Not to mention illegal cellphones.
Re: Unlikely (Score:2)
"Yeah, telling somebody a password with a note, a personal visit or a phone call is physically impossible in prison.
Not to mention illegal cellphones"
Gang shotcallers who are in solitary manage to give their members who are on the streets orders, as well as recieve intel on what is going on on the outside.

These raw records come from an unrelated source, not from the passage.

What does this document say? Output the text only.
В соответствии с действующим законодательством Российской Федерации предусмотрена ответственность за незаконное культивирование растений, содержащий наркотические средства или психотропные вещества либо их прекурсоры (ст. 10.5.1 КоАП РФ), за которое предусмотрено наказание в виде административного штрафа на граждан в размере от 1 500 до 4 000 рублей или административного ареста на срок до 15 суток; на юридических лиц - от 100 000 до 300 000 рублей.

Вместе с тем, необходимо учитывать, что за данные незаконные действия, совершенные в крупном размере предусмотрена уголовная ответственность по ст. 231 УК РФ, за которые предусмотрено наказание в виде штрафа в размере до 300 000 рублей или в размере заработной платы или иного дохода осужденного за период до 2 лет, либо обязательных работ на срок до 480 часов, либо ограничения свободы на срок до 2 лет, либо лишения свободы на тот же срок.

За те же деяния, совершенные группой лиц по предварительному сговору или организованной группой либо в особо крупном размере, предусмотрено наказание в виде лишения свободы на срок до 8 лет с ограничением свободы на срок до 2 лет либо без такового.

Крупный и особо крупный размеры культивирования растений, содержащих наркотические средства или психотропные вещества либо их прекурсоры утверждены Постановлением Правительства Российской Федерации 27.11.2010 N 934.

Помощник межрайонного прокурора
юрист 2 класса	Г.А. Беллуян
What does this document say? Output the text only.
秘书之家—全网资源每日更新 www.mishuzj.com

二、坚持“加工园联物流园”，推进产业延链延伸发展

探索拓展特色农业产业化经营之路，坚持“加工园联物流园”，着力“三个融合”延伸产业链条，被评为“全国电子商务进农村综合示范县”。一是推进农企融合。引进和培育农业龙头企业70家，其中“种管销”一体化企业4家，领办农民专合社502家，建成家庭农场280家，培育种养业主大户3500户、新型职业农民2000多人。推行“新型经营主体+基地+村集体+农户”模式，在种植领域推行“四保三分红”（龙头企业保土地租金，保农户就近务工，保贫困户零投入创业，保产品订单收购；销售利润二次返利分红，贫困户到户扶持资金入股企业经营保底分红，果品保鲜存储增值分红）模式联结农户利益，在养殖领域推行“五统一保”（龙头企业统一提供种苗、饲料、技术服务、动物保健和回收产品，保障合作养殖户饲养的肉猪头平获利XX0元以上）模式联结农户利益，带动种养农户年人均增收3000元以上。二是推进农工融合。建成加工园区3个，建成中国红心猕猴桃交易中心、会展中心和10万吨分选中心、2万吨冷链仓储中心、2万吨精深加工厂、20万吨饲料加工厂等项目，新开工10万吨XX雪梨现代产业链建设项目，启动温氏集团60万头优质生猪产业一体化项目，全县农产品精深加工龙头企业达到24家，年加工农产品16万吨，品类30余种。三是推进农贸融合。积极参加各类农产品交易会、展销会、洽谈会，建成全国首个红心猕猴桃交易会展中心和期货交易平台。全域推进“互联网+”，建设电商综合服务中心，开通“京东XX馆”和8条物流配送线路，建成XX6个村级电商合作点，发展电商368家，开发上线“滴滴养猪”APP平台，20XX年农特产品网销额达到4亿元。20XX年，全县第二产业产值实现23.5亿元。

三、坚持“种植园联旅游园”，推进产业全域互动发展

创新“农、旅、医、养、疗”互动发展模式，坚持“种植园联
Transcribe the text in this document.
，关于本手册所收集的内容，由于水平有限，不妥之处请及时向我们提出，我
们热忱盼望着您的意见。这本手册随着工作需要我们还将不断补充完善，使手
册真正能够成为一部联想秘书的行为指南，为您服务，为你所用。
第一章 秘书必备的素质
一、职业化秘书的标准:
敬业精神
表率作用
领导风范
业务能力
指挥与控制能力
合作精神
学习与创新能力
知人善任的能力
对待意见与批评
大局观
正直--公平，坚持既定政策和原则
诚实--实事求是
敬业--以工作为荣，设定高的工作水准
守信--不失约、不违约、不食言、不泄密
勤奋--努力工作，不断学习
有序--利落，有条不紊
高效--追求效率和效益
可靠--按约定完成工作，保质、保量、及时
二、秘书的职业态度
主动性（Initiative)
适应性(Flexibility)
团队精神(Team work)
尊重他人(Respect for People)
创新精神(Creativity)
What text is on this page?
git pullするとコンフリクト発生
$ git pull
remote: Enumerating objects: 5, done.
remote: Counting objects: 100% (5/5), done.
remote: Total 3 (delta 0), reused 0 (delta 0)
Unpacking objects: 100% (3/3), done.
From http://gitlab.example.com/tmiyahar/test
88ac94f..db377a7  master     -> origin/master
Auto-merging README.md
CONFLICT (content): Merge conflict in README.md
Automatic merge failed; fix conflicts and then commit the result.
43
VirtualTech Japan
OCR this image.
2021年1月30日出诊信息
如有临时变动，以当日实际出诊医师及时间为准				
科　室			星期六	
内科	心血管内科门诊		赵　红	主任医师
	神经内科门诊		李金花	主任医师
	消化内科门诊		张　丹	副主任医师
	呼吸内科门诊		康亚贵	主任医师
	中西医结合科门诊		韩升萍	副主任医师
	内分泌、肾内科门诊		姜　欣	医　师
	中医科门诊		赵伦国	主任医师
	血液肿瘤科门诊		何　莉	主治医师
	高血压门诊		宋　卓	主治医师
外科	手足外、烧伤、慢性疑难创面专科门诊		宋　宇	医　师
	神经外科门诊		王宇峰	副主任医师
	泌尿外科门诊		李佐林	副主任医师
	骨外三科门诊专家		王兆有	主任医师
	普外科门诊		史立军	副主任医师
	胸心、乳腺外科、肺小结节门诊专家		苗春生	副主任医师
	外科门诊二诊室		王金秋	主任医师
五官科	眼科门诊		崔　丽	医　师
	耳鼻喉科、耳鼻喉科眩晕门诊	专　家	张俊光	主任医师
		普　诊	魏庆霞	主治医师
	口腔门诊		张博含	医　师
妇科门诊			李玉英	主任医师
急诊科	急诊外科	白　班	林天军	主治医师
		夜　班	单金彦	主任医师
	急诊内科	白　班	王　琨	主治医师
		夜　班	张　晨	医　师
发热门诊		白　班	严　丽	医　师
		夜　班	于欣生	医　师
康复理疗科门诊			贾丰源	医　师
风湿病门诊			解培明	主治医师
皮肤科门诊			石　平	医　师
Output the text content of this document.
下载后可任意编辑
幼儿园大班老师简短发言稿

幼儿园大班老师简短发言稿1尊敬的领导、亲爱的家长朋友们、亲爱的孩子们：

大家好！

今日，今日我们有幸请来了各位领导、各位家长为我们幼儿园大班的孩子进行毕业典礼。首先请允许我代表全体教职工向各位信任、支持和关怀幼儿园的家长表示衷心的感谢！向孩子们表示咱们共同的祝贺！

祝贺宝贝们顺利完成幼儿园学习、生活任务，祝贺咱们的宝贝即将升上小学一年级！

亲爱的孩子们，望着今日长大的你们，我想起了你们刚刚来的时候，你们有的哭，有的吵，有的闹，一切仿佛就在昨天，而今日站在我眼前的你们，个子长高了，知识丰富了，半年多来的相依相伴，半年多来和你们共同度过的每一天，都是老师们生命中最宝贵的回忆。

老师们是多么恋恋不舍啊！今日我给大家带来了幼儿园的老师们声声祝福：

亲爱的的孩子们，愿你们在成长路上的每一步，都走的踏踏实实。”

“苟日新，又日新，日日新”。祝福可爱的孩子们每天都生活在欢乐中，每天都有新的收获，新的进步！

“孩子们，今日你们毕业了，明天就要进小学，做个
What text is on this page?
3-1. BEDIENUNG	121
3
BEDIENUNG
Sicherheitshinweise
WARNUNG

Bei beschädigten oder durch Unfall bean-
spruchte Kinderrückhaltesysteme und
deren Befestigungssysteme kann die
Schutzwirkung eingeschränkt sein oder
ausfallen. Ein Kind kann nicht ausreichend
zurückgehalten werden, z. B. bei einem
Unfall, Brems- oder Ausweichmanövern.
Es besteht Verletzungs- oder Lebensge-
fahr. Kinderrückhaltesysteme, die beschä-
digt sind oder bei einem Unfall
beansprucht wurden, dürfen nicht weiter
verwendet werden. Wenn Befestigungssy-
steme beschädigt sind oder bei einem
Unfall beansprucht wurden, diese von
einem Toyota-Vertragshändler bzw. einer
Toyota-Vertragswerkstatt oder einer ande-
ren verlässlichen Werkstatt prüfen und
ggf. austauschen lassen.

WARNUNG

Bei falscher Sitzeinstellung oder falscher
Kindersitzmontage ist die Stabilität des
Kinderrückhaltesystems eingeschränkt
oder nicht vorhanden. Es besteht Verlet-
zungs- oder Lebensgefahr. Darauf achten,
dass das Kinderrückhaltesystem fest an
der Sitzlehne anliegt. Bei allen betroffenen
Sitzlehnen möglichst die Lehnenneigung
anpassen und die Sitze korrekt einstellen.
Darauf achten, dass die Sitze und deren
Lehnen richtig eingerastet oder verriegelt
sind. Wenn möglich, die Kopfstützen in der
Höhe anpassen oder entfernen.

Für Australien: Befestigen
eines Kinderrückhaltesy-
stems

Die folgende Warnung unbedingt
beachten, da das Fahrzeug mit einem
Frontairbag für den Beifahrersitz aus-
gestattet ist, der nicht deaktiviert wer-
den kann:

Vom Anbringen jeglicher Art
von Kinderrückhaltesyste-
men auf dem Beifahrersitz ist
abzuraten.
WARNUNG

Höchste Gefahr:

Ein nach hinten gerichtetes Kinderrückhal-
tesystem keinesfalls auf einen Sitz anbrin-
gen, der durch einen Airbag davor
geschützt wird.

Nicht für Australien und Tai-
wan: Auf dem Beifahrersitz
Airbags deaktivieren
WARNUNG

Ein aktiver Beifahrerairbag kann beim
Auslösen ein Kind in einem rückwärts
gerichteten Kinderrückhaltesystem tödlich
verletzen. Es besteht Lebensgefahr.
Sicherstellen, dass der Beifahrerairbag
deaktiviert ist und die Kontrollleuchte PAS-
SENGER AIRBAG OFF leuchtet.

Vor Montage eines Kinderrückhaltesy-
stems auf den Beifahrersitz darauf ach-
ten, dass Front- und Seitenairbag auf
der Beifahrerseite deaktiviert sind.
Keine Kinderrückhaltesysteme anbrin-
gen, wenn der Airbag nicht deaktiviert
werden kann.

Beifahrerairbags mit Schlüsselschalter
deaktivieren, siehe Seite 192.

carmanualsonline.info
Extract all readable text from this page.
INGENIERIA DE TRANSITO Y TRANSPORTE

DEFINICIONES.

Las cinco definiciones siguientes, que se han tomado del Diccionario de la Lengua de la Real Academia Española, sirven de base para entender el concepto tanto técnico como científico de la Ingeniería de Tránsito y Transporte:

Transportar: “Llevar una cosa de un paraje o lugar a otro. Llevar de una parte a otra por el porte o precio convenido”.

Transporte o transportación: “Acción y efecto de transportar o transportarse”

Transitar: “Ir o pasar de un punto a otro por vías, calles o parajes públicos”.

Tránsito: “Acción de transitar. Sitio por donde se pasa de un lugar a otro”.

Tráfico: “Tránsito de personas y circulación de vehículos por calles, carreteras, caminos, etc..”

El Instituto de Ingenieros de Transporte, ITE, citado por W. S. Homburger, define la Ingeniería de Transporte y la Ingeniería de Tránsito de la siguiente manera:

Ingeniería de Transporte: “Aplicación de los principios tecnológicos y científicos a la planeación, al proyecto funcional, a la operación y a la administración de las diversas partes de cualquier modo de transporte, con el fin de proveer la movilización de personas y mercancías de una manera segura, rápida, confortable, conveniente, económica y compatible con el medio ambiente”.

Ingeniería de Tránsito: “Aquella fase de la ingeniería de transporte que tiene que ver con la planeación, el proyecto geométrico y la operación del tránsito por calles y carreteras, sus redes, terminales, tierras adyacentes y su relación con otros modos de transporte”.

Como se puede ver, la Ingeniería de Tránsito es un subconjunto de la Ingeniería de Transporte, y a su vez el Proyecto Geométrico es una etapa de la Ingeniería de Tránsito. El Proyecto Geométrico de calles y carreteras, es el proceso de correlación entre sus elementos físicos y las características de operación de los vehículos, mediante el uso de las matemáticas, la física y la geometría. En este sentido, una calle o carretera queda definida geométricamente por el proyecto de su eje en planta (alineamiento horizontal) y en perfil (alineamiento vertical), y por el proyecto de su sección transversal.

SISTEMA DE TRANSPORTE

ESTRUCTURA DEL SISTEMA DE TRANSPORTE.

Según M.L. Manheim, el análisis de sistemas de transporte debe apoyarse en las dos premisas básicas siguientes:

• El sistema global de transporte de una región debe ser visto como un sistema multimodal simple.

Even with prison guards checking for hidden codes and stuff hidden between the layers of greeting cards.
So sending out a password is no problem.
Siezed by the US Federal Government (Score:2)
From Wired [wired.com]:
The DOJ today filed a civil forfeiture complaint over 69,370 bitcoins—and other variants of the cryptocurrency—seized on November 3 from an unnamed person who court documents refer to only as Individual X. According to the IRS's criminal investigation unit, Individual X successfully hacked the Silk Road sometime between May of 2012 and April of 2013, stealing that abundance of drug money from the dark web site's bitcoin addresses before Ulbricht's downfall in October of 2013. The IRS says it has finally tracked down the hacker who stole the Silk Road's nearly 70,000 bitcoins—now worth more than $1 billion—and allowed law enforcement to take control of those funds.
"The successful prosecution of Silk Road’s founder in 2015 left open a billion-dollar question. Where did the money go?" wrote US attorney David Anderson in a statement announcing the seizure. "Today’s forfeiture complaint answers this open question at least in part. $1 billion of these criminal proceeds are now in the United States’ possession.”
Stolen from Ulbricht by a hacker who then gave them up to the Feds.